Learn little-known rules that help with documentation curveballs.
Your dream documentation might word every diagnosis to perfectly match an ICD-9 code descriptor. But the reality is that sometimes you have to struggle with too little information on the order or too much information in the findings.
What to do: "Part I: Prove Dx Test Necessity Using 3 CMS-Approved Strategies" in Radiology Coding Alert, Vol. 12, No. 2, presented three key tactics for properly coding diagnostic exams:
1. Base your ICD-9 code on a confirmed diagnosis whenever possible.
2. Choose a "signs and symptoms" code for "normal" tests.
3. Fight the urge to choose a diagnosis based on "uncertain" terms, such as "rule out."
Now check out two final strategies to apply when your documentation doesn't offer obvious answers.
1. Take Patient's Word for It ... Rarely
At some point, you may hit a snag because the treating physician doesn't offer your practice sufficient information. For example, suppose a treating physician does not supply a reason for a test, and the radiologist documents normal results. In this case, "it is appropriate to obtain the information directly from the patient or the patient's medical record, if it is available. However, an attempt should be made to confirm any information obtained from the patient by contacting the ordering physician," states Medicare Claims Processing Manual (MCPM), Chapter 23, Section 10.1.2.A (www.cms.hhs.gov/Manuals/IOM/list.asp).

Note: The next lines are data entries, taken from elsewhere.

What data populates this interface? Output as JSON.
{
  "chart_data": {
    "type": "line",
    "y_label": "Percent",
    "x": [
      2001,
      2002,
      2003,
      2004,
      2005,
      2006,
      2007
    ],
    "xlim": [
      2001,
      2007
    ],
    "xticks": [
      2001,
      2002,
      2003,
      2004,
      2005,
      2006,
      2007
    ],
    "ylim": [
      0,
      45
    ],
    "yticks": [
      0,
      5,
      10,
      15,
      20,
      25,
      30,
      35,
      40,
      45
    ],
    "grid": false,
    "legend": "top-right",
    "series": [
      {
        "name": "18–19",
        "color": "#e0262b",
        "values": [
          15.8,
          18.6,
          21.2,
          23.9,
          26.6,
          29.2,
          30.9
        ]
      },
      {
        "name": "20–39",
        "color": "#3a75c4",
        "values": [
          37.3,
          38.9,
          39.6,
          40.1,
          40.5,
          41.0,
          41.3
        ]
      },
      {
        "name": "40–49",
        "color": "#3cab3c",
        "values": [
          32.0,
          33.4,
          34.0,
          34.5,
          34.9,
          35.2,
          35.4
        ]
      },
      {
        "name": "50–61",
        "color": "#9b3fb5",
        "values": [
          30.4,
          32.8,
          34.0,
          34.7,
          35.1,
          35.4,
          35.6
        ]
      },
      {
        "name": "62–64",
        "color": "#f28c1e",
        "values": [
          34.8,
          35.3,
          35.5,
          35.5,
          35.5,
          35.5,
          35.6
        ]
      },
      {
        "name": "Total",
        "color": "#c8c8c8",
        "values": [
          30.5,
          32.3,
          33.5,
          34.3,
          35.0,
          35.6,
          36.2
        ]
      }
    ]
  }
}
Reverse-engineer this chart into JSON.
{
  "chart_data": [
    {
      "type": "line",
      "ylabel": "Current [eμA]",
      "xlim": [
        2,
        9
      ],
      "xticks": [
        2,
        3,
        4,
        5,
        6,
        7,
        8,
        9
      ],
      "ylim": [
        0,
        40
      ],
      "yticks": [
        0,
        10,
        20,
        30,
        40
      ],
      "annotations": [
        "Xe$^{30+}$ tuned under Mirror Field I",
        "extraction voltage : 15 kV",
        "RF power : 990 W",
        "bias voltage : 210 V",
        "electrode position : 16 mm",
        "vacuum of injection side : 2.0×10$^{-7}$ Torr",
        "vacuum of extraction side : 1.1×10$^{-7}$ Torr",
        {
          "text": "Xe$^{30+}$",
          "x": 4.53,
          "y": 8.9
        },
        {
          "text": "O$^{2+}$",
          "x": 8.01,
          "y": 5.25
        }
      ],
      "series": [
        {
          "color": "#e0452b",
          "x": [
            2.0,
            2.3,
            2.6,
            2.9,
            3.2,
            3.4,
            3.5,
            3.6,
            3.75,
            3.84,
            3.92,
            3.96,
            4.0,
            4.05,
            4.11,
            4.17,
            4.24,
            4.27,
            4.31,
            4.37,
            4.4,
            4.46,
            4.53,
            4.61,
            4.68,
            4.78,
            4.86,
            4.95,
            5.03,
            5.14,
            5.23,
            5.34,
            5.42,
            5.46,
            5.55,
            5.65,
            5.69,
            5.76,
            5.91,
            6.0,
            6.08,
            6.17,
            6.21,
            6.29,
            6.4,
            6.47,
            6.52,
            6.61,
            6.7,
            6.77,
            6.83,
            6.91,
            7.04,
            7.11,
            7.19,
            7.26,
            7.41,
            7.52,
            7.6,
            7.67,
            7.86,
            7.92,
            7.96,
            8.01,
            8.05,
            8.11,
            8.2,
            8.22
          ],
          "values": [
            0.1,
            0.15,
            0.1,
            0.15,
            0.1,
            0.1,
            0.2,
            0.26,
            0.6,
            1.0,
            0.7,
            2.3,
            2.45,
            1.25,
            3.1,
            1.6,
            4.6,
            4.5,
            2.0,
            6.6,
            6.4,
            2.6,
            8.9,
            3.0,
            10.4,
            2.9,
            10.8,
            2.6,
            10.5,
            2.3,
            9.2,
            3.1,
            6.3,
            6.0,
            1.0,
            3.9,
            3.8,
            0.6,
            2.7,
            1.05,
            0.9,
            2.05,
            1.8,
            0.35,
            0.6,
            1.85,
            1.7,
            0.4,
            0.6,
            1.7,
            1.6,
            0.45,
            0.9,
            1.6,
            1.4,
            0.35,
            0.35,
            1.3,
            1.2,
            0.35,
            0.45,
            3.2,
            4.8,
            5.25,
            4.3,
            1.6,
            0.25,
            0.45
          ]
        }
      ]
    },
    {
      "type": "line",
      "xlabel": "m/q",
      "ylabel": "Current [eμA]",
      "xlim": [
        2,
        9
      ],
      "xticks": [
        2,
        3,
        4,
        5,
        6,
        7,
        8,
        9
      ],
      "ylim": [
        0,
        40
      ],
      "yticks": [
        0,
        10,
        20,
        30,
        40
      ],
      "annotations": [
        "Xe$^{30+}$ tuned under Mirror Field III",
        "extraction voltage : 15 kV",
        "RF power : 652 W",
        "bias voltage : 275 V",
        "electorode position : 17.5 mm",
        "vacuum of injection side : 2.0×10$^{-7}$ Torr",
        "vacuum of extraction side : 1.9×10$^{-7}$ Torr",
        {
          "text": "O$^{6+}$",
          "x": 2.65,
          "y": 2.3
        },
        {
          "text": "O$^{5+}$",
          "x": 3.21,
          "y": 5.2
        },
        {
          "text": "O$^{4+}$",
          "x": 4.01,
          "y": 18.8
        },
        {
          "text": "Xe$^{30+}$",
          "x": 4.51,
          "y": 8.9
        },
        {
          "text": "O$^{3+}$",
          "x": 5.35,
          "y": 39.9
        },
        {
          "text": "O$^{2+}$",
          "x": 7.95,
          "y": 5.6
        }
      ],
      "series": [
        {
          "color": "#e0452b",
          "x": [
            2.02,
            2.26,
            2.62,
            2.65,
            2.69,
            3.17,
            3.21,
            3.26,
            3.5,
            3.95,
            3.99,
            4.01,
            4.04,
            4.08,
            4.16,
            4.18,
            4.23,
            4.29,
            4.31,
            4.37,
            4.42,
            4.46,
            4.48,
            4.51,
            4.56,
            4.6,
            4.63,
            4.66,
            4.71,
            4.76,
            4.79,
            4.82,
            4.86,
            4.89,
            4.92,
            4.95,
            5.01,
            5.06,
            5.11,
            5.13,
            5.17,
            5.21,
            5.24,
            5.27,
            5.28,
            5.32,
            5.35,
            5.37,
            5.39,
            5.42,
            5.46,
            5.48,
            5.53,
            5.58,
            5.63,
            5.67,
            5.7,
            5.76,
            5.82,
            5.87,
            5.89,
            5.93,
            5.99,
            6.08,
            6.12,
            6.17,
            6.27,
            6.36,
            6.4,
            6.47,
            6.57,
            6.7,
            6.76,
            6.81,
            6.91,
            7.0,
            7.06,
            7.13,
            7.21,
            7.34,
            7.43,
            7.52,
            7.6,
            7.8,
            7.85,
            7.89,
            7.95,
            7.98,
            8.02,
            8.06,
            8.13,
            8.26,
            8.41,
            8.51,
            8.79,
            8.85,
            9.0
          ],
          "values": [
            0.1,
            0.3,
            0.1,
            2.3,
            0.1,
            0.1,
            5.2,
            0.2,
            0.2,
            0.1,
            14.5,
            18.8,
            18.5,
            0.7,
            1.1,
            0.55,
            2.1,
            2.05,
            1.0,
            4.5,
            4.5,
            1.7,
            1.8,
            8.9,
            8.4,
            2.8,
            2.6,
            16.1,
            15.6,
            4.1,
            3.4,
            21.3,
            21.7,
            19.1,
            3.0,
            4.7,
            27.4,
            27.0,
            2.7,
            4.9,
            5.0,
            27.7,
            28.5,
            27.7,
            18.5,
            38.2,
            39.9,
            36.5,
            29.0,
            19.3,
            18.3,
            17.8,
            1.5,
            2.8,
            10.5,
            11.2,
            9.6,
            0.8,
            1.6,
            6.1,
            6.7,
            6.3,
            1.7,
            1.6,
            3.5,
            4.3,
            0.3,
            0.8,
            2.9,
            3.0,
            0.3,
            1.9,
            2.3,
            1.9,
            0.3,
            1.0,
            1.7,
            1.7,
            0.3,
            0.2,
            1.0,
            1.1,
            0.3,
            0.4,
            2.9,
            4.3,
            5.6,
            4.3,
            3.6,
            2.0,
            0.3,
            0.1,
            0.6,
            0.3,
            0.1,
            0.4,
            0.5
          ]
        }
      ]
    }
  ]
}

Example: A physician orders a test for a patient without documenting a reason. The test is normal. The patient explains that she is suffering from intense pain in her lower right abdomen, and the treating physician wants to rule out appendicitis. You should report the appropriate pain code in this case, such as 789.03 (Abdominal pain; right lower quadrant).
Tip: In the rare case that you obtain the information from either the patient's chart or from the patient, the provider must document the source of this information "as part of the history within the radiology report (i.e., 'Patient states...')," says radiology coding consultant Cheryl A. Schad, BA Ed, CPC, ACS-RA, PCS, of Schad Medical Management in New Jersey in her audio seminar "Radiology Documentation and Ordering Rules" (www.audioeducator.com). Otherwise, an insurance auditor may assume that because the information was not on the order, your practice "created" the diagnosis for payment purposes, she warns.
2. Avoid Incidental Findings Trap
Radiologists must be thorough in their interpretations, commenting on the abnormalities they see in the views taken. As a result, radiologists often will document incidental findings -- meaning diagnoses unrelated to the reason for the test. You should never report incidental findings as primary diagnoses, instructs section 10.1.3.
CMS and ICD-9 guidelines state that you may report incidental findings as secondary diagnoses. But Schad warns that listing incidental findings may increase your denial risk because the incidental finding may not support medical necessity for the coded exam.
Example: A physician orders a chest X-ray for a patient because of wheezing. The X-ray is normal except for scoliosis (such as 737.3x, Kyphoscoliosis and scoliosis ...) and arthritis of the thoracic spine (such as 721.2, Thoracic spondylosis without myelopathy).
The correct primary diagnosis code would be wheezing, says Alice E. Wonderchek, CPC, billing and coding specialist with Franklin & Seidelmann Subspecialty Radiology in Beachwood, Ohio. So you should report 786.07 (Wheezing), she says. Technically, you may add scoliosis and arthritis as secondary diagnoses, but this will not support medical necessity for a chest X-ray.